A kindergarten teacher in suburban San Antonio allegedly had her students line up to hit a kid accused of bullying. Is there any way her actions were justified?

Students at Valley Elementary School in Bensalem, Pa., walk past a banner explaining the school's anti-bullying program: Two teachers at a San Antonio elementary school have received discipli
(Image credit: AP Photo/Jacqueline Larma)

A school district in suburban San Antonio, Texas, has dismissed one kindergarten teacher and suspended another for an unusual plan to fight bullying: According to a police report, a young teacher at Salinas Elementary School approached an older colleague for help dealing with "a bully in her classroom," named Aiden Neely. The older teacher had Neely, 6, come into her classroom, where she allegedly sat him down, lined up her kindergarten class, and had them smack Neely one-by-one to "teach him why bullying is bad," while she instructed the kids to "Hit him!" and "Hit him harder!" Neely's teacher stepped in after one child landed a particularly hard blow, then reported the incident two weeks later. Neely's mom, Amy, told local TV stations the school had never contacted her about behavioral issues, that her son is not a problem child, and that she wants the older teacher barred from teaching anywhere ever again. Neither teacher has been identified. Even with the dangers of bullying being a high-profile topic in education, could this be labeled as anything but a bad idea?

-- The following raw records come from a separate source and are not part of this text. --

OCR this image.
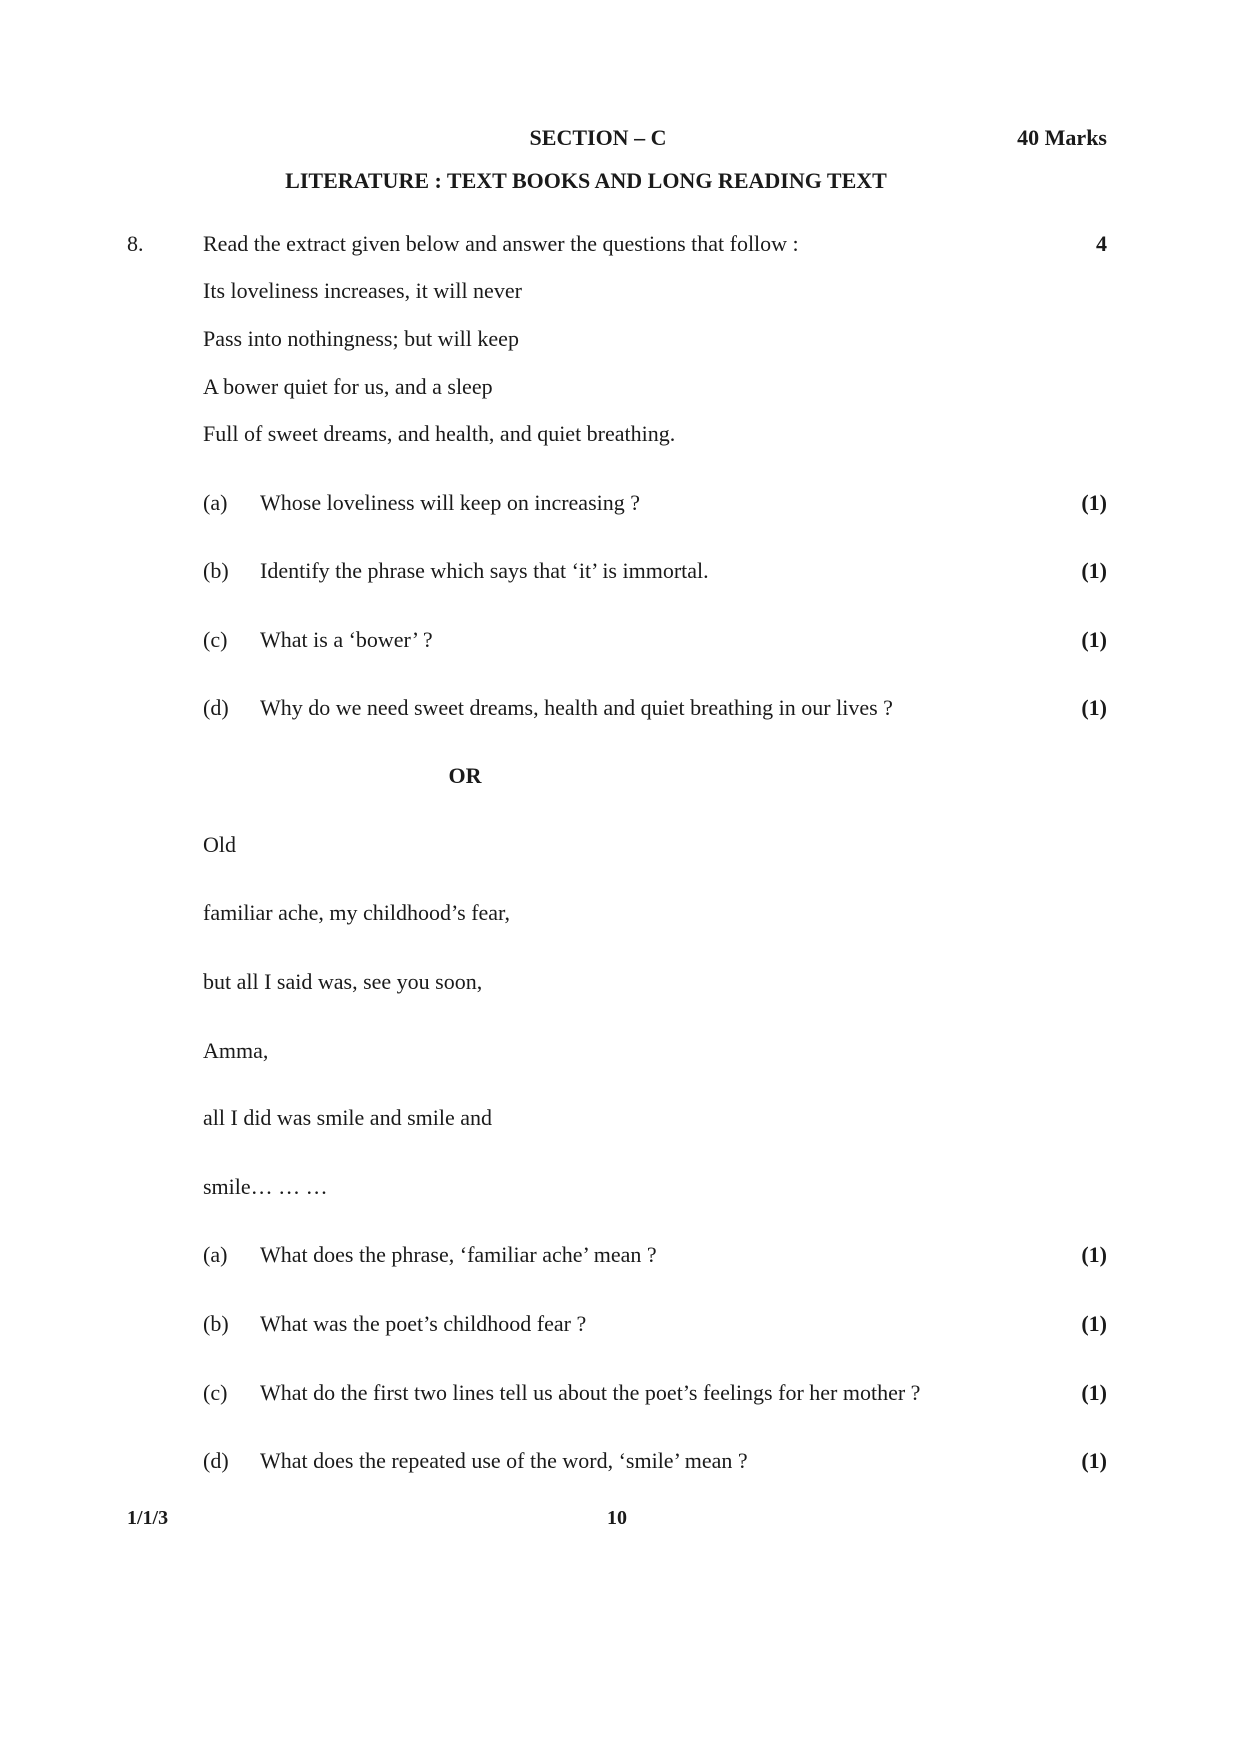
SECTION – C	40 Marks
LITERATURE : TEXT BOOKS AND LONG READING TEXT
8.	Read the extract given below and answer the questions that follow :	4
Its loveliness increases, it will never
Pass into nothingness; but will keep
A bower quiet for us, and a sleep
Full of sweet dreams, and health, and quiet breathing.
(a) Whose loveliness will keep on increasing ?	(1)
(b) Identify the phrase which says that ‘it’ is immortal.	(1)
(c) What is a ‘bower’ ?	(1)
(d) Why do we need sweet dreams, health and quiet breathing in our lives ?	(1)
OR
Old
familiar ache, my childhood’s fear,
but all I said was, see you soon,
Amma,
all I did was smile and smile and
smile… … …
(a) What does the phrase, ‘familiar ache’ mean ?	(1)
(b) What was the poet’s childhood fear ?	(1)
(c) What do the first two lines tell us about the poet’s feelings for her mother ?	(1)
(d) What does the repeated use of the word, ‘smile’ mean ?	(1)
1/1/3	10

This is all sorts of wrong: Nobody likes a bully, and "there's no doubt a 6-year-old is capable of being cruel and awful," says Meredith Carroll at Babble, but the answer to bullying is not more bullying, especially if the second bully is a teacher. The police and Amy Neely both say that some of the kindergartners didn't want to participate, but were too scared to disobey. Firing that teacher is the least the school can do. She'll be lucky to avoid criminal charges.